PS temp> procdump\procdump.exe -ma -i d:\dumps
ProcDump v5.13 - Writes process dump files
Copyright (C) 2009-2013 Mark Russinovich
Sysinternals - www.sysinternals.com
With contributions from Andrew Richards
Set:
HKLM\SOFTWARE\Microsoft\Windows NT\CurrentVersion\AeDebug
(REG_SZ) Auto = 1
(REG_SZ) Debugger = "D:\temp\procdump\procdump.exe" -ma -j "d:\dumps" %ld %ld %p
HKLM\SOFTWARE\Wow6432Node\Microsoft\Windows NT\CurrentVersion\AeDebug
(REG_SZ) Auto = 1
(REG_SZ) Debugger = "D:\temp\procdump\procdump.exe" -ma -j "d:\dumps" %ld %ld %p
ProcDump is now set as the Just-in-time (AeDebug) debugger.
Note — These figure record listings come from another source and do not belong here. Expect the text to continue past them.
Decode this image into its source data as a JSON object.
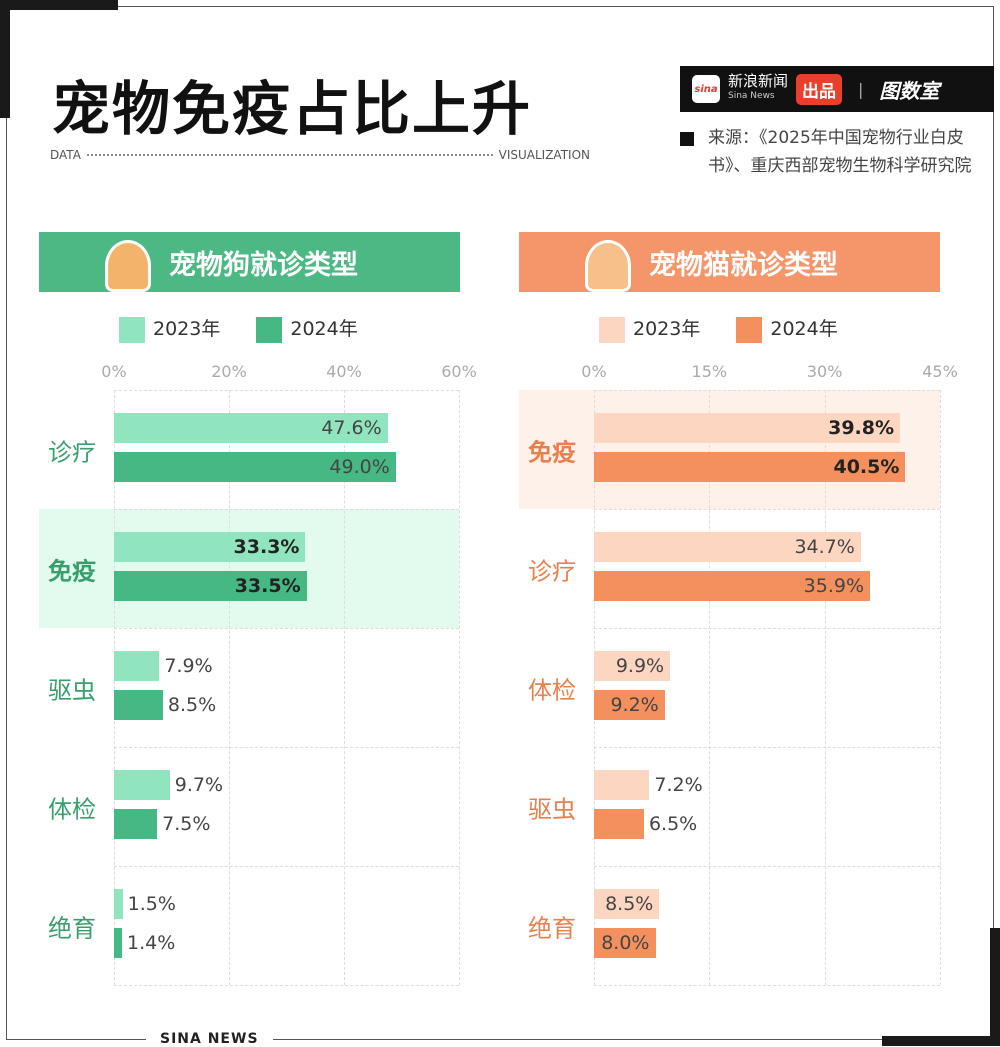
{
  "title": "宠物免疫占比上升",
  "subtitle_left": "DATA",
  "subtitle_right": "VISUALIZATION",
  "brand": {
    "logo": "sina",
    "name": "新浪新闻",
    "name_en": "Sina News",
    "produced": "出品",
    "studio": "图数室"
  },
  "source": "来源：《2025年中国宠物行业白皮书》、重庆西部宠物生物科学研究院",
  "footer": "SINA NEWS",
  "colors": {
    "dog_header": "#4cb884",
    "dog_2023": "#90e5be",
    "dog_2024": "#46b883",
    "dog_label": "#3a9e6c",
    "dog_highlight": "#e3fbee",
    "cat_header": "#f5956a",
    "cat_2023": "#fdd6c2",
    "cat_2024": "#f4905d",
    "cat_label": "#e8804e",
    "cat_highlight": "#fef1e9"
  },
  "chart_data": [
    {
      "type": "bar",
      "orientation": "horizontal",
      "title": "宠物狗就诊类型",
      "pet_icon": "shiba-dog-icon",
      "categories": [
        "诊疗",
        "免疫",
        "驱虫",
        "体检",
        "绝育"
      ],
      "highlight": "免疫",
      "xticks": [
        "0%",
        "20%",
        "40%",
        "60%"
      ],
      "xlim": [
        0,
        60
      ],
      "grid": true,
      "legend": "top",
      "series": [
        {
          "name": "2023年",
          "values": [
            47.6,
            33.3,
            7.9,
            9.7,
            1.5
          ],
          "labels": [
            "47.6%",
            "33.3%",
            "7.9%",
            "9.7%",
            "1.5%"
          ]
        },
        {
          "name": "2024年",
          "values": [
            49.0,
            33.5,
            8.5,
            7.5,
            1.4
          ],
          "labels": [
            "49.0%",
            "33.5%",
            "8.5%",
            "7.5%",
            "1.4%"
          ]
        }
      ]
    },
    {
      "type": "bar",
      "orientation": "horizontal",
      "title": "宠物猫就诊类型",
      "pet_icon": "cat-icon",
      "categories": [
        "免疫",
        "诊疗",
        "体检",
        "驱虫",
        "绝育"
      ],
      "highlight": "免疫",
      "xticks": [
        "0%",
        "15%",
        "30%",
        "45%"
      ],
      "xlim": [
        0,
        45
      ],
      "grid": true,
      "legend": "top",
      "series": [
        {
          "name": "2023年",
          "values": [
            39.8,
            34.7,
            9.9,
            7.2,
            8.5
          ],
          "labels": [
            "39.8%",
            "34.7%",
            "9.9%",
            "7.2%",
            "8.5%"
          ]
        },
        {
          "name": "2024年",
          "values": [
            40.5,
            35.9,
            9.2,
            6.5,
            8.0
          ],
          "labels": [
            "40.5%",
            "35.9%",
            "9.2%",
            "6.5%",
            "8.0%"
          ]
        }
      ]
    }
  ]
}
It is possible to configure WER to make full memory dumps on a process crash. Please check the WER description in the Exception section for more details.
To display information about the dump session (time when dump was taken) use vertarget command, eg.:
0:012> vertarget
Windows 7 Version 7601 (Service Pack 1) MP (8 procs) Free x64
Product: Server, suite: TerminalServer SingleUserTS
kernel32.dll version: 6.1.7601.18409 (win7sp1_gdr.140303-2144)
Machine Name:
Debug session time: Thu Apr 9 10:53:08.000 2015 (UTC + 2:00)
System Uptime: 1 days 17:37:49.480
Process Uptime: 1 days 17:36:49.000
Kernel time: 0 days 0:00:05.000
User time: 0 days 0:00:37.000
Additionally when dump is loaded into windbg it will print the comment (if any) embedded into it.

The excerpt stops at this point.